The vision and content of a national elite sports center was first discussed at a board meeting in Team Denmark in November 2011. At a board meeting in February 2013, I suggested to the board that Team Denmark should prepare an analysis with a cost of approx. DKK 1 million about a possible location of a national elite sports center, either at the Royal Arena in Ørestaden or at the Parken and Østerbro Stadium with the Rigshospitalet and the University of Copenhagen within walking distance. This statement definitely did not go down well with the board and management of DIF, who in the days leading up to the board meeting was in close contact with all of Team Denmark’s board members. The consequence of the hectic activity by telephone of the chairman of DIF was a non-decision at Team Denmark’s board meeting. The decision about the national elite sport center was sent to “corner kick” and the meeting became one of the blackest chapters in Team Denmark’s history. From that moment, I also lost hope and belief in a national elite sports center in Copenhagen outside “The Sports House”.

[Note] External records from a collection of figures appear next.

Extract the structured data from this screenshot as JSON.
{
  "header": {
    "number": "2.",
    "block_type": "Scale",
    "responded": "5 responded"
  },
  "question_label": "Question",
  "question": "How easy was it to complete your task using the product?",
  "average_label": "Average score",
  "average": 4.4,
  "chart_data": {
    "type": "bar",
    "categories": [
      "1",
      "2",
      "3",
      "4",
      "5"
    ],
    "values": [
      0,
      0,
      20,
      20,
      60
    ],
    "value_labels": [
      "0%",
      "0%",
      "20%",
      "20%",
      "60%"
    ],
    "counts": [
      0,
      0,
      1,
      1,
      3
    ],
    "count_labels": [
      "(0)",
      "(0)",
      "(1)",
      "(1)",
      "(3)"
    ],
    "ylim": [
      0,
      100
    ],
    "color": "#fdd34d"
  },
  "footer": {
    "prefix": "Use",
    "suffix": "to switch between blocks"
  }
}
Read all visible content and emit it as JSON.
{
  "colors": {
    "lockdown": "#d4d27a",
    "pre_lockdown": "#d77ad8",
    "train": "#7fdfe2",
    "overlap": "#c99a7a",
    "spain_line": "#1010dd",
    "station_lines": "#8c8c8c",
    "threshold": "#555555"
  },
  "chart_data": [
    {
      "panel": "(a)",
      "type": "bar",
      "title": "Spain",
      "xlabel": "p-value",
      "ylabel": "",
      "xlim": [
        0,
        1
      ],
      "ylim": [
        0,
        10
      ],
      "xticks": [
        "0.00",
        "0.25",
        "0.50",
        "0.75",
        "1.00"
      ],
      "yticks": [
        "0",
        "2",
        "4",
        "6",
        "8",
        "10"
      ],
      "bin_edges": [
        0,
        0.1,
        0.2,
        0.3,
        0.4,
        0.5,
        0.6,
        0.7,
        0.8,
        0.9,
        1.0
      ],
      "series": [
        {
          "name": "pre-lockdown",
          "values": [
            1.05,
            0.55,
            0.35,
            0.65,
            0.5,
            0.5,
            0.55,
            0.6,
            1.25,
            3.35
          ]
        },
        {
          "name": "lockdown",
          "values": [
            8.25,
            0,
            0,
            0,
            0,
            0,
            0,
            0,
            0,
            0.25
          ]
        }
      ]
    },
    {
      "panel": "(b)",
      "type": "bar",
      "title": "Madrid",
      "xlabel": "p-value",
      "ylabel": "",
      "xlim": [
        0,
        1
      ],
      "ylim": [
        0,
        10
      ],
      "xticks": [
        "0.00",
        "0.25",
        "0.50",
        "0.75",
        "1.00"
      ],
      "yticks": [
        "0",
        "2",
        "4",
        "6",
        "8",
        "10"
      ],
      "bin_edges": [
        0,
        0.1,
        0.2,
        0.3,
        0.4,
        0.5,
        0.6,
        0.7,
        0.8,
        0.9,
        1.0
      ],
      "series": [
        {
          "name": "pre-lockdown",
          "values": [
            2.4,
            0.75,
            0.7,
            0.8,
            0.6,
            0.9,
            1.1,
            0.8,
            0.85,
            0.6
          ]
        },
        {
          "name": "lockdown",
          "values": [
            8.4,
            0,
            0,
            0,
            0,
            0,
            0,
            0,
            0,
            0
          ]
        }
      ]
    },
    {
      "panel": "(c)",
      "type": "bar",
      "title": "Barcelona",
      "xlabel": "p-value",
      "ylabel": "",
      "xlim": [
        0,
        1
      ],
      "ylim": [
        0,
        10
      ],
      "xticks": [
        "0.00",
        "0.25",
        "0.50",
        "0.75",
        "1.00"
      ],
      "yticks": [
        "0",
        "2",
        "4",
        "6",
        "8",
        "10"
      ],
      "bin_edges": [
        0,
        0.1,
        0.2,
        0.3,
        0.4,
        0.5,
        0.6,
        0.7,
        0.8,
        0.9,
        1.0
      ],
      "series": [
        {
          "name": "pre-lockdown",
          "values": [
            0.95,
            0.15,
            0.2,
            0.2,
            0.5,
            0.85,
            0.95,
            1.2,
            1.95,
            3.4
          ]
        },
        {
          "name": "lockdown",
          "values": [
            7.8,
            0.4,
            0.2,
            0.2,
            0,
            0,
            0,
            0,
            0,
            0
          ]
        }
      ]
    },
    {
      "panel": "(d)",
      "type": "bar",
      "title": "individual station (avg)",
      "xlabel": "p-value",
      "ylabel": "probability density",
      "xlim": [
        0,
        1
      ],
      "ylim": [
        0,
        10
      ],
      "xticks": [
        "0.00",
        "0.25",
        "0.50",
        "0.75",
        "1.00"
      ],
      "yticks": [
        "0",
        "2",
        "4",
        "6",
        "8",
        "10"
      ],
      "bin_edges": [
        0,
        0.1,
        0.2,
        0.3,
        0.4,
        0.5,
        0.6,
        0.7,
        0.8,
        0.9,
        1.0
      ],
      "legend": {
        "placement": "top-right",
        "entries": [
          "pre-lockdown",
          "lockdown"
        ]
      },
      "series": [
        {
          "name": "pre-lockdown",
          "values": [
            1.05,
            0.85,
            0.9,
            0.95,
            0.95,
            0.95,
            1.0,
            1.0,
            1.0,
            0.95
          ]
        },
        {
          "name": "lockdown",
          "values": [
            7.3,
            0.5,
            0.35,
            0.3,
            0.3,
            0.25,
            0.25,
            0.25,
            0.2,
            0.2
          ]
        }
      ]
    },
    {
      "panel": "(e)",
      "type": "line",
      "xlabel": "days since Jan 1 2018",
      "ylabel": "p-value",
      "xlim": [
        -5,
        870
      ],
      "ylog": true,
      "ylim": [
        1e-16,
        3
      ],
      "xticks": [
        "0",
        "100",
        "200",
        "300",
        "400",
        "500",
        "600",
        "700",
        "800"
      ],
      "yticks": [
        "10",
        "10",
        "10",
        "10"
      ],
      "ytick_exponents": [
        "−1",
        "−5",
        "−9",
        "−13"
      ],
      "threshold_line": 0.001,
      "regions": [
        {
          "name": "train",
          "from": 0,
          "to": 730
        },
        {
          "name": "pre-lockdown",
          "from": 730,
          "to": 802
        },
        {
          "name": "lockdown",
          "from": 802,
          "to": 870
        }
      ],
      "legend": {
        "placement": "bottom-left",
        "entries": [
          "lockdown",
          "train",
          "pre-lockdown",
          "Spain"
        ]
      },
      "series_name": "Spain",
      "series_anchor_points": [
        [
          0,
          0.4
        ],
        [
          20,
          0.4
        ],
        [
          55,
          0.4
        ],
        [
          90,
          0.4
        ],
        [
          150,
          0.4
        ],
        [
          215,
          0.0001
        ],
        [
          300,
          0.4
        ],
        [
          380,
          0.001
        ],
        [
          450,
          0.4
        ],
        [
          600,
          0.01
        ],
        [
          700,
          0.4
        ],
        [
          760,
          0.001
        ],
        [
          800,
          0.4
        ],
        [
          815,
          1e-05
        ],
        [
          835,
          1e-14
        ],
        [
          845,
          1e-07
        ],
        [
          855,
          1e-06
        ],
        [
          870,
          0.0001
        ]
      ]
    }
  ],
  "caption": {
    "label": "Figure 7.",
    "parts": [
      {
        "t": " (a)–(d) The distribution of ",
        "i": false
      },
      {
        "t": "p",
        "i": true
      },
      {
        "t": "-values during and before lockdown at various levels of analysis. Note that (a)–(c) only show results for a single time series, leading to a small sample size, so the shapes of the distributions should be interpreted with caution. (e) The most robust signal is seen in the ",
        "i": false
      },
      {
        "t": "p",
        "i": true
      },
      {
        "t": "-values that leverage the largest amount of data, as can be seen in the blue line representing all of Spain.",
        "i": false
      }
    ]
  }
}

For more than six years, Team Denmark and DIF have “worked on” the visions of a national elite sports center. The visions and contents of the vision is described in the report: “National Elite Sports Center in Denmark – Phase 2, February 2017). In addition, in 2017, DIF and Team Denmark hired a“project director”, who was to be a front figure in realizing the vision, objectives and strategies in the report. The “project director’s” contract has now stopped with the decision of DIF and Team Denmark to change the dream of a national elite sports center with all the functions and resources gathered has been “laid in the grave”. In my opinion, Denmark has no sporting or research potential or resources to build or develop 4 “innovation centers” in Copenhagen, Aarhus, Odense and Aalborg – unless the four municipalities and the four universities finance the vast majority of the financial resources for the centers.
Kjeld Rasmussen – the “King of the Brøndby Municipality” for several decades – was a very wise and action-oriented mayor, but I actually think he would be genuinely sorry that the lease agreement between DIF and Brøndby Municipality became an ever-present obstacle to the best solution for Denmark’s best athletes: A national elite sports center in Copenhagen – but outside Brøndby Municipality.